Selbstverständlich sind jegliche Änderungen in Sicherheitsbereichen eine Dummheit - man steht mit einem Bain in Knast.
grüße
Janusz


----------



## Pizza (12 Februar 2010)

Hallo flybywire

pauschale Aussagen sind immer schwierig.
Ich halte das bei mir so.
Softwareänderungen sprech ich wenn möglich immer mit dem Hersteller ab.
Wobei ich dann schon meine Vorstellungen hab und es im Endeffekt nur eine Information an den Hersteller ist.
Nach Änderungen bekommt der Hersteller immer eine Aktualisierung der Software. Was er damit macht, ist seine Sache.

zu 2.
Mhh, kommt ganz drauf an, wie eure Verträge aussehen.
Und ob ihr alle Rechnungen schon bezahlt habt. 

zu3.
Lass die Finger davon !!!!
Während der Gewährleistungszeit hast Du daran nichts zu suchen. Es sei, du verzichtest auf weitere Garantieansprüche.
Sprich es mit dem Programmierer ab, was du geändert haben möchtest.
Meist ergeben sich daraus neue Anhaltspunkte.
Ich habe noch nie einen Programmierer erlebt, der sich von vornherein dagegen sträubt.
In Zeiten moderner Fernwartung ist eine Softwareänderung relativ schnell eingespielt.
Eine Zusammenarbeit mit dem Hersteller ist ganz wichtig! Nicht nur für die Zeit der Garantie.


----------



## flybywire (14 Februar 2010)

Hallo SPS-Freunde

Zunächst erst einmal vielen Dank an alle, die ihre Erfahrungen und Meinungen zu meiner Anfrage geäußert haben. Wie ich sehe, ist die Situation auch bei anderen eher unklar. 

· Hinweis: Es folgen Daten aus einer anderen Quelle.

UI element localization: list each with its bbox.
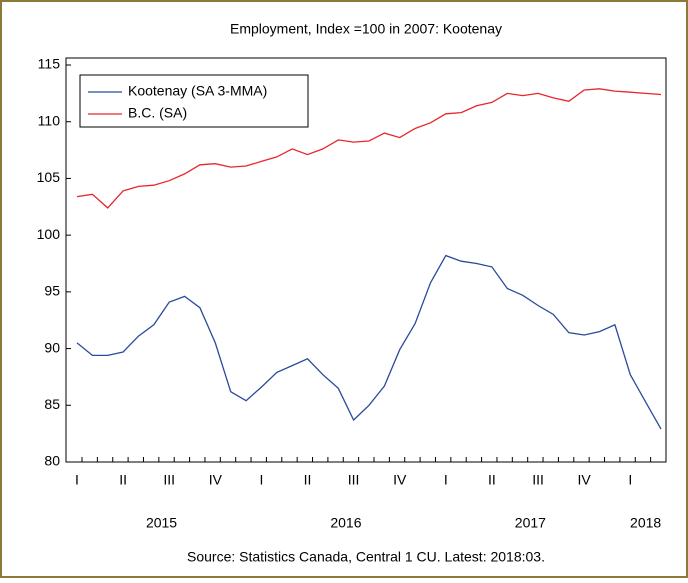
x-tick-label: III — [532, 472, 544, 488]
y-tick-label: 100 — [37, 226, 61, 242]
year-label: 2017 — [515, 515, 546, 531]
year-label: 2018 — [630, 515, 661, 531]
x-tick-label: I — [259, 472, 263, 488]
x-tick-label: III — [348, 472, 360, 488]
year-label: 2015 — [146, 515, 177, 531]
legend-label: Kootenay (SA 3-MMA) — [128, 83, 267, 99]
x-tick-label: IV — [209, 472, 223, 488]
series-line — [76, 254, 662, 430]
x-tick-label: IV — [393, 472, 407, 488]
y-tick-label: 115 — [38, 56, 61, 72]
y-tick-label: 80 — [44, 453, 60, 469]
x-tick-label: III — [163, 472, 175, 488]
x-tick-label: I — [628, 472, 632, 488]
legend-label: B.C. (SA) — [128, 105, 187, 121]
x-tick-label: II — [304, 472, 312, 488]
series-line — [76, 88, 662, 209]
y-tick-label: 110 — [38, 112, 61, 128]
chart-title: Employment, Index =100 in 2007: Kootenay — [230, 21, 502, 37]
x-tick-label: II — [119, 472, 127, 488]
y-tick-label: 90 — [44, 339, 60, 355]
year-label: 2016 — [330, 515, 361, 531]
x-tick-label: IV — [578, 472, 592, 488]
y-tick-label: 95 — [44, 283, 60, 299]
legend-box — [79, 74, 309, 128]
x-tick-label: II — [488, 472, 496, 488]
x-tick-label: I — [444, 472, 448, 488]
plot-frame — [65, 57, 667, 463]
y-tick-label: 85 — [44, 396, 60, 412]
source: Source: Statistics Canada, Central 1 CU.… — [187, 549, 545, 565]
y-tick-label: 105 — [37, 169, 61, 185]
x-tick-label: I — [75, 472, 79, 488]
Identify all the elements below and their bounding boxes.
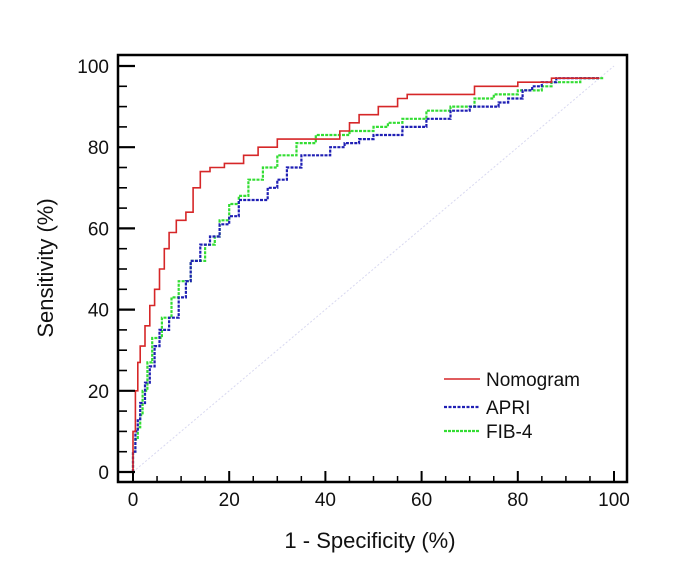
legend-label-fib4: FIB-4: [486, 422, 533, 443]
y-tick-label: 40: [88, 301, 109, 322]
series-line-nomogram: [132, 77, 600, 472]
x-tick-label: 80: [507, 490, 528, 511]
plot-frame: [116, 53, 629, 484]
x-tick-label: 100: [598, 490, 630, 511]
y-axis-title: Sensitivity (%): [33, 198, 58, 337]
x-tick-label: 40: [315, 490, 336, 511]
legend-label-nomogram: Nomogram: [486, 370, 580, 391]
y-tick-label: 0: [98, 463, 109, 484]
reference-diagonal-line: [132, 65, 615, 473]
y-tick-label: 100: [77, 57, 109, 78]
x-tick-label: 0: [128, 490, 139, 511]
y-tick-label: 60: [88, 219, 109, 240]
x-tick-label: 60: [411, 490, 432, 511]
legend: Nomogram APRI FIB-4: [444, 370, 580, 443]
series-line-fib4: [131, 77, 605, 472]
x-tick-label: 20: [219, 490, 240, 511]
x-axis-title: 1 - Specificity (%): [284, 528, 455, 553]
y-tick-label: 20: [88, 382, 109, 403]
y-tick-label: 80: [88, 138, 109, 159]
legend-label-apri: APRI: [486, 398, 530, 419]
series-line-apri: [131, 77, 600, 472]
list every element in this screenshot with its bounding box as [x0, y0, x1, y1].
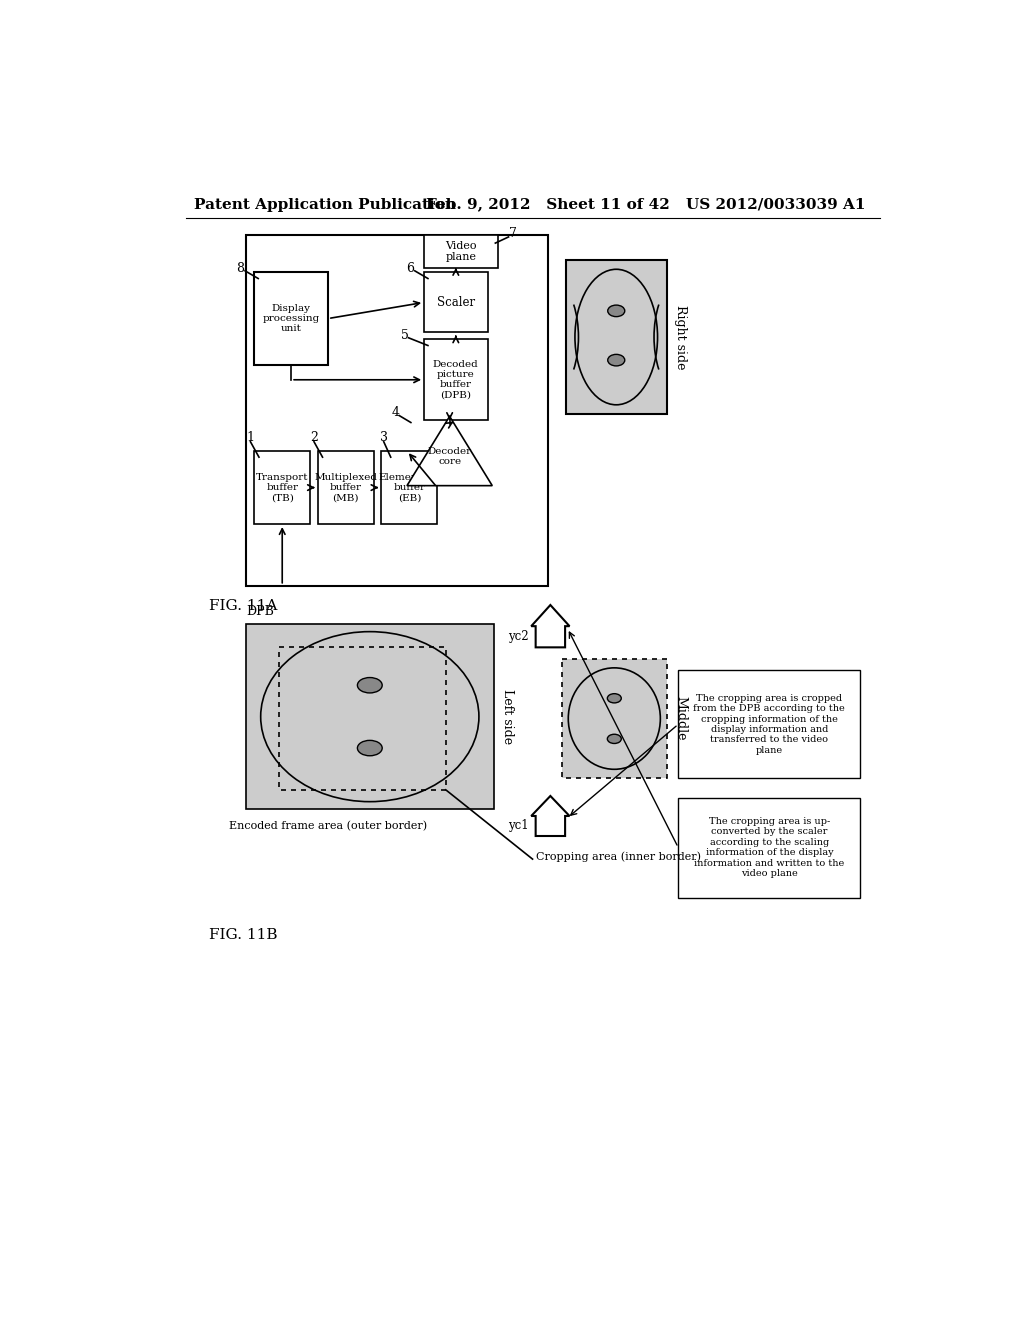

Bei uns in der Firma (Automobilzulieferer) gilt grundsätzlich, dass Sicherheits-Software (Pilz PSS) von uns nicht selbstständig geändert wird. Die Prüfsumme ist uns da immer heilig. 

Aber bei anderen Dingen, kommen wir um eigenmächtige Änderungen oft nicht herum. Wenn ich jede Änderung beim Hersteller anfragen müsste, kämen wir niemals voran. Wir haben zum Beispiel zwei Anlagen von einem ausländischem Hersteller bekommen. Da ist so viel, was zu ändern und zu verbessern wäre. Aufgrund der Sprachunterschiede und auch der Mentalität des Herstellers (Spanien) gibt es oft unüberwindbare Probleme bei jeder Anfrage, die wir gemacht haben. Spanien hat eine ganz andere Vorstellung von Technik wie wir. Da hilft auch kein Pflichtenheft . Also machen wir es lieber selbst und fahren bisher ganz gut damit. Allerdings ist die Garantie auch schon abgelaufen.

Nun denn. Vielen Dank nochmal an alle. Ich wünsche einen schönen Sonntag.

FlyByWire


----------